The Mooney M10 Cadet is a light airplane manufactured by the Mooney Aircraft Company in 1969 and 1970. The M10 is derived from the ERCO Ercoupe, the type certificates for which Mooney purchased from the Alon Corporation in 1967.

==Design==

The M10 is similar to the Alon A2-A, and indeed a handful of "Mooney A2-As" were built in Kerrville in 1968 before changeover of Mooney's production line was completed. According to the FAA Type Certificate Data Sheet, the "Model 10 is similar to Model A2-A except for new design empennage, ailerons and fuel tank vent." The most obvious difference is that the M10 replaces the iconic Ercoupe-style dual vertical stabilizer with a tail designed to allow the airplane to spin.
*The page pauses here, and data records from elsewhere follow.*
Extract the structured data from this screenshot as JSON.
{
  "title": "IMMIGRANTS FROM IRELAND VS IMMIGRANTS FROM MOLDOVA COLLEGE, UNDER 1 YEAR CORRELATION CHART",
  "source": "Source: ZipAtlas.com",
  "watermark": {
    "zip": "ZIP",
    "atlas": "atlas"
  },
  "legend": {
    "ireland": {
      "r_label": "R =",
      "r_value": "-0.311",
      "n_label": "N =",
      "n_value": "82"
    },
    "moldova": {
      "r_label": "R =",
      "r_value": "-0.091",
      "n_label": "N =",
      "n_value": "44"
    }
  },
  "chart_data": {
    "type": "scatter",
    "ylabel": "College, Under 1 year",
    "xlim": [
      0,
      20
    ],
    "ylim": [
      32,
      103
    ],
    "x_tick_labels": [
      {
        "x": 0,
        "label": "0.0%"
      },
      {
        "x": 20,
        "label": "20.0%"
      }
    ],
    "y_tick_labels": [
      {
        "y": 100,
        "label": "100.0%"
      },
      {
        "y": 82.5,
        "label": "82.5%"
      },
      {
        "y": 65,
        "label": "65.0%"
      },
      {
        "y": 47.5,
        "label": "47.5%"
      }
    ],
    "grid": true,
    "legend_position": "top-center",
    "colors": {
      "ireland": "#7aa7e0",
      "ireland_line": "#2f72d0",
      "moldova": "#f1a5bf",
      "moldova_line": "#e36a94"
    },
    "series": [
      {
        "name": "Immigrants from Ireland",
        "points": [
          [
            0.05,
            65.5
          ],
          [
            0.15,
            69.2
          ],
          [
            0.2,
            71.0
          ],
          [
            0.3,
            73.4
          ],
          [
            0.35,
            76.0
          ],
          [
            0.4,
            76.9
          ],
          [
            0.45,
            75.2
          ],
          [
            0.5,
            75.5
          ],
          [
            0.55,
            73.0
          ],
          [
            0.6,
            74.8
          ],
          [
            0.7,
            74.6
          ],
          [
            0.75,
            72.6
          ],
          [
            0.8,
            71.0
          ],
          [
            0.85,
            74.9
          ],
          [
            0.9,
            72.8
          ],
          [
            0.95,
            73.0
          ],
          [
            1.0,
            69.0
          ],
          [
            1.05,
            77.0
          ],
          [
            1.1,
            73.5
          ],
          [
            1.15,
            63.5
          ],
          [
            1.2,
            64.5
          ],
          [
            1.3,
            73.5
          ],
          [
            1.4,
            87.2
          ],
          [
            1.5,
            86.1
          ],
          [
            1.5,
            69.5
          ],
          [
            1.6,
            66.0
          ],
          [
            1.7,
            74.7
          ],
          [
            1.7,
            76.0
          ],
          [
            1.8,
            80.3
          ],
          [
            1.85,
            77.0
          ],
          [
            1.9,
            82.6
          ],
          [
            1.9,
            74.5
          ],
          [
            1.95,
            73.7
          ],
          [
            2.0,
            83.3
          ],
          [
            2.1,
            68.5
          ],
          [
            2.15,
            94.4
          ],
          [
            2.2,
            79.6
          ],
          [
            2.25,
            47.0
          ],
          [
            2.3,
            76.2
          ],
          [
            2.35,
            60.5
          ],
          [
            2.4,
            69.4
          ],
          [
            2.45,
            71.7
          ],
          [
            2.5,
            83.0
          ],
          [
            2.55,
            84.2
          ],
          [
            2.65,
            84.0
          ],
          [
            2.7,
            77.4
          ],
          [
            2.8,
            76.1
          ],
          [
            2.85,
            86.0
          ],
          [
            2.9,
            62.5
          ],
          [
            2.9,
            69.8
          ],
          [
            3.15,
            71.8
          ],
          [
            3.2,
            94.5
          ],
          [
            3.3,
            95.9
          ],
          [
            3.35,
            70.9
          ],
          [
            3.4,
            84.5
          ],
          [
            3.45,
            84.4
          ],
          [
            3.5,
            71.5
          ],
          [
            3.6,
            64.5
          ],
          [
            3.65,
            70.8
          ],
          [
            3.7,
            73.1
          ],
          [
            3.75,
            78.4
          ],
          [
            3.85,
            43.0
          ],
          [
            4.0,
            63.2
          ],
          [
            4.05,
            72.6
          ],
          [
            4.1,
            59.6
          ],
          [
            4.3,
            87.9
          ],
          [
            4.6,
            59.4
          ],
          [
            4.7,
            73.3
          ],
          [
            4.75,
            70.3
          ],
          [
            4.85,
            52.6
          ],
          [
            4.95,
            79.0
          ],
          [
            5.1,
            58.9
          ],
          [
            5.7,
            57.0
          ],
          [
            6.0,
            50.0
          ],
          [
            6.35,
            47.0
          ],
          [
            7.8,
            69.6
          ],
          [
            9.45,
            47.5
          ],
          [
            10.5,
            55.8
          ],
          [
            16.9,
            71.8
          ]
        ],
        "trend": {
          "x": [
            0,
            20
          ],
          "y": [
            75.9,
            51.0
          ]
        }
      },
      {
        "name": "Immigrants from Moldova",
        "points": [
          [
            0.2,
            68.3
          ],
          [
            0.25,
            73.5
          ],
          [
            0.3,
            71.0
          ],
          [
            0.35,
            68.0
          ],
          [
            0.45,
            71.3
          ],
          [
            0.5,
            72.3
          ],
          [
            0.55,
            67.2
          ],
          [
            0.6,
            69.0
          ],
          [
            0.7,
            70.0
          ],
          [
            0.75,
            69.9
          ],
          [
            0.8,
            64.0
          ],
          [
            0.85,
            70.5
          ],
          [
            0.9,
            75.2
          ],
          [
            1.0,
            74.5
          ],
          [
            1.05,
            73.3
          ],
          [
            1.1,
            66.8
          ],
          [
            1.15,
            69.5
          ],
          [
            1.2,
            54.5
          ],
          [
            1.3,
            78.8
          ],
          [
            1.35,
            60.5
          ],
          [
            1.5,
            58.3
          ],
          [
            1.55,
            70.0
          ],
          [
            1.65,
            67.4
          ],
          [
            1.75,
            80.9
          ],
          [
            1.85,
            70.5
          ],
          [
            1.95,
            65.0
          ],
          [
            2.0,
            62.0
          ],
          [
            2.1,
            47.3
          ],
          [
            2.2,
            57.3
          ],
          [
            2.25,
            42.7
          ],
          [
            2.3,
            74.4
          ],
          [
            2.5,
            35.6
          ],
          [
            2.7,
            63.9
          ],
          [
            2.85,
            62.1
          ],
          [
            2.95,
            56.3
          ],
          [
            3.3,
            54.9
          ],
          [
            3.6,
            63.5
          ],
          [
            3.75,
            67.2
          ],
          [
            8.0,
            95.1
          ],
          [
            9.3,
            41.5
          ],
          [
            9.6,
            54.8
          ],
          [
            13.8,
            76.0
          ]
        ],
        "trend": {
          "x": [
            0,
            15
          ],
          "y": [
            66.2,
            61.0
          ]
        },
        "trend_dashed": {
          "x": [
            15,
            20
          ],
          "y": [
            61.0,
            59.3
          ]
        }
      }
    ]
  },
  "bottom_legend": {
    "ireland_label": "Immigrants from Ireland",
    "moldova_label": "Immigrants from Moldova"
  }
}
Changes to the ailerons, along with replacement of the A2-A's tail, were motivated by Mooney's intent to market the M10 as a trainer: student pilots receiving training in a non-spinnable airplane, as the Ercoupe was, were issued FAA pilot certificates carrying the restriction that they could only fly airplanes which were "characteristically incapable of spinning"; thus the spinnable tail was necessary to turn the A2-A into a general-purpose trainer. Given that they were replacing the tail, Mooney's engineers opted to give it the "backward" profile characteristic of the M20 series. Although the M10's empennage has the same silhouette as the "big Mooneys", it does not swivel the way the M20's does; the Cadet's tail is a conventional design with fixed horizontal stabilizer, hinged elevator, and trim tabs.

The two type certificates that cover all Ercoupe variants, including the Mooney M10, are currently owned by Univair Aircraft Corporation, in Aurora, Colorado, USA.